Blind Two-Dimensional Super Resolution in Multiple Input Single Output Linear Systems

TL;DR

This paper introduces a semidefinite programming approach for super-resolution in MISO systems, enabling the exact recovery of time-frequency shifts and input signals from a single output, with proven guarantees and practical algorithms.

Contribution

It presents a novel convex optimization method for blind super-resolution in MISO systems, with theoretical guarantees and a grid-based algorithm to reduce complexity.

Findings

Exact recovery of shifts and signals demonstrated in simulations

Theoretical proof of uniqueness and optimality of the solution

Grid-based approach reduces computational complexity

Abstract

In this paper, we consider a multiple-input single-output (MISO) linear time-varying system whose output is a superposition of scaled and time-frequency shifted versions of inputs. The goal of this paper is to determine system characteristics and input signals from the single output signal. More precisely, we want to recover the continuous time-frequency shift pairs, the corresponding (complex-valued) amplitudes and the input signals from only one output vector. This problem arises in a variety of applications such as radar imaging, microscopy, channel estimation and localization problems.

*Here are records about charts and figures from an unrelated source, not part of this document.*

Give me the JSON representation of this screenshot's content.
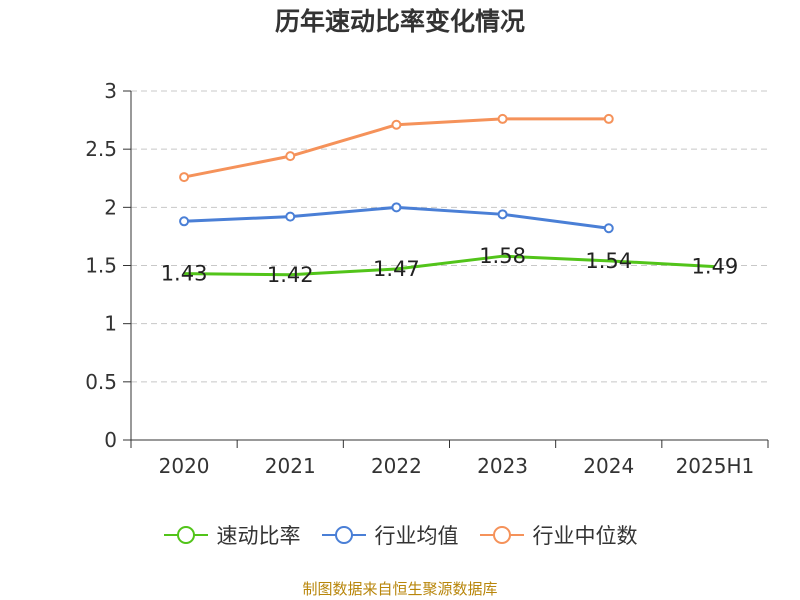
{
  "chart_data": {
    "type": "line",
    "title": "历年速动比率变化情况",
    "xlabel": "",
    "ylabel": "",
    "categories": [
      "2020",
      "2021",
      "2022",
      "2023",
      "2024",
      "2025H1"
    ],
    "ylim": [
      0,
      3
    ],
    "yticks": [
      "0",
      "0.5",
      "1",
      "1.5",
      "2",
      "2.5",
      "3"
    ],
    "grid": true,
    "legend_position": "bottom",
    "series": [
      {
        "name": "速动比率",
        "color": "#52c41a",
        "show_markers": false,
        "show_labels": true,
        "values": [
          1.43,
          1.42,
          1.47,
          1.58,
          1.54,
          1.49
        ],
        "labels": [
          "1.43",
          "1.42",
          "1.47",
          "1.58",
          "1.54",
          "1.49"
        ]
      },
      {
        "name": "行业均值",
        "color": "#4a7fd6",
        "show_markers": true,
        "show_labels": false,
        "values": [
          1.88,
          1.92,
          2.0,
          1.94,
          1.82,
          null
        ]
      },
      {
        "name": "行业中位数",
        "color": "#f5925a",
        "show_markers": true,
        "show_labels": false,
        "values": [
          2.26,
          2.44,
          2.71,
          2.76,
          2.76,
          null
        ]
      }
    ]
  },
  "source": "制图数据来自恒生聚源数据库"
}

While this problem is naturally ill-posed, by constraining the unknown input waveforms to lie in separate known low-dimensional subspaces, it becomes tractable. More explicitly, we propose a semidefinite program which exactly recovers time-frequency shift pairs and input signals. We prove uniqueness and optimality of the solution to this program. Moreover, we provide a grid-based approach which can significantly reduce computational complexity in exchange for adding a small gridding error. Numerical results confirm the ability of our proposed method to exactly recover the unknowns.